Germany Family Affairs Minister Kristina Schroeder said the information and skill agency would be a one-stop source of advice to municipalities seeking ways to check neo-Nazi recruiters.
She spoke after a day-long meeting in Berlin with church activists and youth workers.
A survey this week funded by parliament suggested many German schoolchildren use "Jew" as a term of abuse and 20 percent of Germans are latently anti-Semitic.
The new agency would advise youth workers on effective ways to thwart neo-Nazis. "We have to better grasp that attacks on minorities are attacks on ourselves as a whole," said Schroeder in Berlin after the meeting. However, she said her ministry's anti-Nazi annual budget of 24 million euros (31 million dollars) was unlikely to be expanded.
German Interior Minister Hans-Peter Friedrich said he wanted to deny neo-Nazis any refuge in society. "Only when we all actively stand up for democracy and tolerance can we root out right-wing extremism from our society," he said.
In November, police blamed three neo-Nazis who had met as teenagers in the 1990s for nine unsolved murders of immigrant shopkeepers and the shooting of a police officer.
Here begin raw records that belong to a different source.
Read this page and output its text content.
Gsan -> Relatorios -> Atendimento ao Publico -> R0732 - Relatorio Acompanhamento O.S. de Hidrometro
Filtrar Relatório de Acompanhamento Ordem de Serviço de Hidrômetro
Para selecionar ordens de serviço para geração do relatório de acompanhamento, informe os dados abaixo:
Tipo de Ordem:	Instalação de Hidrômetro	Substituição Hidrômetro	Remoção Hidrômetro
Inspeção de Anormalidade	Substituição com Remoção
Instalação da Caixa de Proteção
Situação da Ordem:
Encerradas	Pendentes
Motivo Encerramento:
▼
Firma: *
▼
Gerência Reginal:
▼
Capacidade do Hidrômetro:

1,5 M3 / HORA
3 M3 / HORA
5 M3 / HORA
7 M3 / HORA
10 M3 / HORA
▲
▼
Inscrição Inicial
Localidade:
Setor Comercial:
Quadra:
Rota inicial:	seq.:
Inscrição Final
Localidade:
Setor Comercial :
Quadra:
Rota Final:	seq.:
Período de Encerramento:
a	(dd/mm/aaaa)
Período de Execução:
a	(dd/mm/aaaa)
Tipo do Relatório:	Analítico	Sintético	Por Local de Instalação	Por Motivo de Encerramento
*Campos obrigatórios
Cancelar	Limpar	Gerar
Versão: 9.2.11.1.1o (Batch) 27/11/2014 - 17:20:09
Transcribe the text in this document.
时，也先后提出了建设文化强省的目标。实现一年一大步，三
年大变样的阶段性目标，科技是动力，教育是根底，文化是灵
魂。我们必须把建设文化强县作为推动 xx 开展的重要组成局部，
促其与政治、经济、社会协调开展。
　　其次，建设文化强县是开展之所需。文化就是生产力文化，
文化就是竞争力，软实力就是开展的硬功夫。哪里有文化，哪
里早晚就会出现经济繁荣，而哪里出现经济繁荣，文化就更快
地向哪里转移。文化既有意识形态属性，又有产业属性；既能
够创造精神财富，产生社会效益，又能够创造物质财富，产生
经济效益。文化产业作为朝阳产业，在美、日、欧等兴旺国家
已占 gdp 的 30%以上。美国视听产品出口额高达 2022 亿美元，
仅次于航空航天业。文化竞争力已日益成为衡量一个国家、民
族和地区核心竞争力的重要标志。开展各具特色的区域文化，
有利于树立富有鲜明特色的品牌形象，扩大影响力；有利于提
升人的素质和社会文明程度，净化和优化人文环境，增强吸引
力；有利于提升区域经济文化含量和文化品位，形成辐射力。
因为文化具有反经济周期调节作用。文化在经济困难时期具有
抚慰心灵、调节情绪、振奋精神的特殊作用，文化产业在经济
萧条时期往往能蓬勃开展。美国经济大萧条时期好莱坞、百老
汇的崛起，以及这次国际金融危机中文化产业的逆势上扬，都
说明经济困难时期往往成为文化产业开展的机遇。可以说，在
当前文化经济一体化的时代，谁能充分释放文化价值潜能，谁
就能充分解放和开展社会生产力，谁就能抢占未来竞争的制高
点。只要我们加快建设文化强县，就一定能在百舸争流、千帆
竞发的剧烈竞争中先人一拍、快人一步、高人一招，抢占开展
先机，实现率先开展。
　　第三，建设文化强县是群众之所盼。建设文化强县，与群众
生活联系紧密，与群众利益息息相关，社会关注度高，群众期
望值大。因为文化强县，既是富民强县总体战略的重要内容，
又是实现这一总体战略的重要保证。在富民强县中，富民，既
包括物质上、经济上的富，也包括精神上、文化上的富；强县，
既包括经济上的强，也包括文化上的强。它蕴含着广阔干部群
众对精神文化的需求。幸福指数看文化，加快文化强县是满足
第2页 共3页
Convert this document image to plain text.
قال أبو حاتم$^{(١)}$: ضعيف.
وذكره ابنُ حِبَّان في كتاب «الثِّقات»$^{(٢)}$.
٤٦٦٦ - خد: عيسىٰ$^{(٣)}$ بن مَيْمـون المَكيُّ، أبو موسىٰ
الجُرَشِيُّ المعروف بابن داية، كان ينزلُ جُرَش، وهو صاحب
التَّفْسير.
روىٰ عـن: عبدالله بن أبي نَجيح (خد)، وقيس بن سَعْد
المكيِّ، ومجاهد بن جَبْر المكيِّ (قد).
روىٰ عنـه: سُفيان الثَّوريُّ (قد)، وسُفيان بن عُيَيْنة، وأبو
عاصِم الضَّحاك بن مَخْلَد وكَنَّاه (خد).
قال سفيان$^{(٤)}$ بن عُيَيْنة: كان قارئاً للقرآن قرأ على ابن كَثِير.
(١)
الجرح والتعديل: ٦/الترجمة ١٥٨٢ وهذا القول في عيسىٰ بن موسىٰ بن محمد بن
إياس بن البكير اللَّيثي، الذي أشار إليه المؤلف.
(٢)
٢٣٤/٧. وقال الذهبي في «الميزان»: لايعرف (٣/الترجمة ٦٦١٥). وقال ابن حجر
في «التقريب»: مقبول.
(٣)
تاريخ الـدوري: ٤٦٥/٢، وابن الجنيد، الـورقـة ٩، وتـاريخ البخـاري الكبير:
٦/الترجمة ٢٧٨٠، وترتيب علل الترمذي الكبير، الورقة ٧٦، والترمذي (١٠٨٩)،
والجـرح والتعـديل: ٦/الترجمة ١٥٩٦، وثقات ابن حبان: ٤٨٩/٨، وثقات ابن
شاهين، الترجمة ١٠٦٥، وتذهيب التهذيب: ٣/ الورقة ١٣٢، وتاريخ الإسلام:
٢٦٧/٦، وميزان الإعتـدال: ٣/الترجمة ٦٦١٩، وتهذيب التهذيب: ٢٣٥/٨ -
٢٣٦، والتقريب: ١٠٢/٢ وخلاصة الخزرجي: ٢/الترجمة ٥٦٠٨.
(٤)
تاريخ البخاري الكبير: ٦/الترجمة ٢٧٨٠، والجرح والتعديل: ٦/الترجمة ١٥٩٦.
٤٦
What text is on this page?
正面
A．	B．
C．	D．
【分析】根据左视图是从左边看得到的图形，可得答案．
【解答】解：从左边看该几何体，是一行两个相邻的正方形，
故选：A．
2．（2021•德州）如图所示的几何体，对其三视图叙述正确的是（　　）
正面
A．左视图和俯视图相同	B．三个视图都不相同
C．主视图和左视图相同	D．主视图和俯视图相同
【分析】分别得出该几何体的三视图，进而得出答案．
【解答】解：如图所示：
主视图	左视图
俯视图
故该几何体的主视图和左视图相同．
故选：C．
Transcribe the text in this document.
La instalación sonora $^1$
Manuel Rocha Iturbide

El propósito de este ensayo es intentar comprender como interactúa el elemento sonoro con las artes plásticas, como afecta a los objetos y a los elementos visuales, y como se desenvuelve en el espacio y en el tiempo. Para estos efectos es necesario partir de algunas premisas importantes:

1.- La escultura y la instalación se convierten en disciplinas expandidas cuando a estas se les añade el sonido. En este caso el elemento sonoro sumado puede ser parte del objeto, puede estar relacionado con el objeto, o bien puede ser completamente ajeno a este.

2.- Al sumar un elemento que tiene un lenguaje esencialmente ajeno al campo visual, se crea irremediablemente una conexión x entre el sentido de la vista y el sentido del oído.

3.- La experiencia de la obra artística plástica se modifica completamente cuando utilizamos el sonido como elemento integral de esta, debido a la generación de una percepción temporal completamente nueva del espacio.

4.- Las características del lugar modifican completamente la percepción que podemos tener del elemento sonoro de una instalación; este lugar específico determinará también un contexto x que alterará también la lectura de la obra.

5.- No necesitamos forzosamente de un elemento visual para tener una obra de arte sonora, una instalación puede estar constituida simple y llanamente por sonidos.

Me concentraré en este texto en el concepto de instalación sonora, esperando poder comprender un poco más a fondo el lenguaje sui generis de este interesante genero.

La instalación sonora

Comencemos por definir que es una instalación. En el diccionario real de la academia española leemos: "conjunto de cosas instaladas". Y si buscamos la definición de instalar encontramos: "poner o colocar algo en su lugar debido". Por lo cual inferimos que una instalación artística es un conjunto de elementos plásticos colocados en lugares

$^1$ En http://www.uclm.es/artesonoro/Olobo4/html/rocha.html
Two of the three killed themselves before arrest and the survivor is in custody, awaiting indictment.
The chairman of Germany's Central Council of Jews, Dieter Graumann, criticized the slow pace of the inquiry into the 10 killings. "The authorities are in continued hibernation in investigating these dreadful acts," he said in an interview.
A parliamentary commission of inquiry into the killings is scheduled to be set up on Thursday by a resolution in the Bundestag.